By Ty Russell

MIAMI (CBSMiami) – Travelers refusing to wear face coverings on flights may get blacklisted from flying. It’s a new policy announced Monday that’ll go into effect soon.

“You are supposed to be wearing a mask. They are enforcing the six feet contact rule. So, they are doing a good job,” Miami International Airport traveler Barbara Cordero said.

Cordero gave up her seat on her flight at MIA Monday. She volunteered to help with social distancing since the flight was overbooked.

“I changed mine for tomorrow. I gave up mine since I already live here anyway,” Cordero said.

The group Airlines for America announced Monday that Alaska, American, Delta, Hawaiian, JetBlue, Southwest and United are updating policies. United will roll out the new rule Thursday.

Travelers will see the rules during check-in and must agree. Onboard, flight attendants will discuss violations, which could be as severe as not being allowed to fly with that airline if the passenger refuses to wear a mask.

“As the demand picks up, we have to be ready,” United maintenance worker Brian Kerr said.

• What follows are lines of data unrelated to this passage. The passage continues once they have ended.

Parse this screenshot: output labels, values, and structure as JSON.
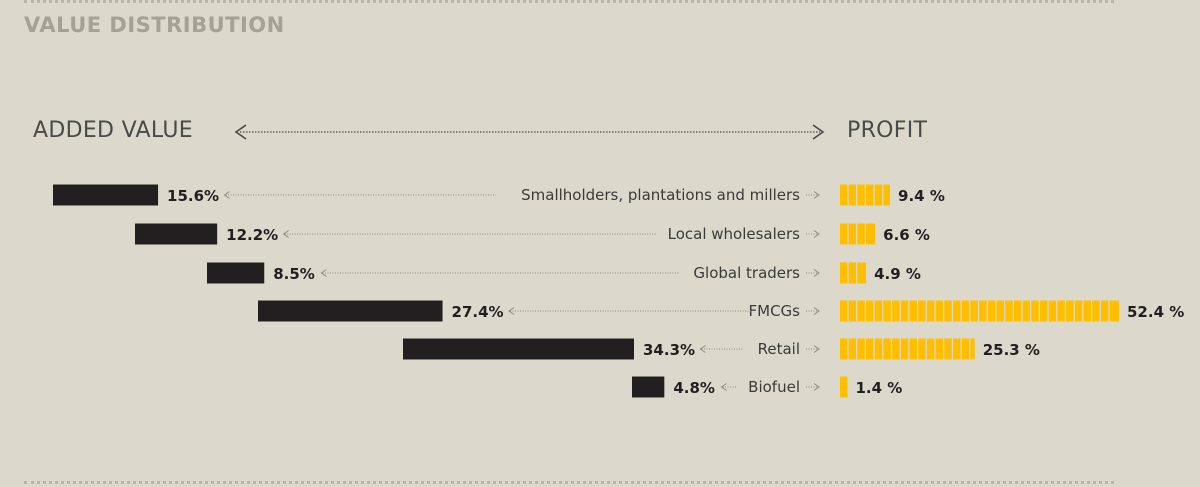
{
  "section_title": "VALUE DISTRIBUTION",
  "colors": {
    "background": "#dcd9cc",
    "added_value_bar": "#231f20",
    "profit_bar": "#ffbf00",
    "title": "#a5a294"
  },
  "chart_data": {
    "type": "bar",
    "xlabel_left": "ADDED VALUE",
    "xlabel_right": "PROFIT",
    "categories": [
      "Smallholders, plantations and millers",
      "Local wholesalers",
      "Global traders",
      "FMCGs",
      "Retail",
      "Biofuel"
    ],
    "series": [
      {
        "name": "ADDED VALUE",
        "values": [
          15.6,
          12.2,
          8.5,
          27.4,
          34.3,
          4.8
        ],
        "labels": [
          "15.6%",
          "12.2%",
          "8.5%",
          "27.4%",
          "34.3%",
          "4.8%"
        ]
      },
      {
        "name": "PROFIT",
        "values": [
          9.4,
          6.6,
          4.9,
          52.4,
          25.3,
          1.4
        ],
        "labels": [
          "9.4 %",
          "6.6 %",
          "4.9 %",
          "52.4 %",
          "25.3 %",
          "1.4 %"
        ]
      }
    ],
    "grid": false,
    "legend": "none"
  }
}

Workers are still making sure planes that have been parked are OK to fly as more people are now starting to travel again.

The TSA said it is now recording half a million people going through security. Compared to last summer, more than 2-½ million people were passing through each day.

“There’s a lot of anxiety with our customers. There’s a lot of anxiety with our employees in terms of aviation in general. But we are confident it’ll return,” Omar Idris with United Airlines said.

Airlines have also taken on other safety measures during the pandemic, like disinfecting check-in counters and flights, boarding from back to front and travelers are being given wipes.

Qatar Airways is using robots with UV light to clean and flight crews are being given PPE.

“It’s very different, it’s not like before. It’s not a lot of people. But I guess it’s the new norm you have to get used to,” Cordero said.

Because of a lower number of travelers, airlines have also cut back on schedules. That’s on top of reducing capacity inside flights to skip seats in hopes of reducing the spread of COVID-19. So far, Delta caps capacity at 60%.

Numbers from last month show American is averaging flights that are 55% full. That’s actually an increase from the previous month.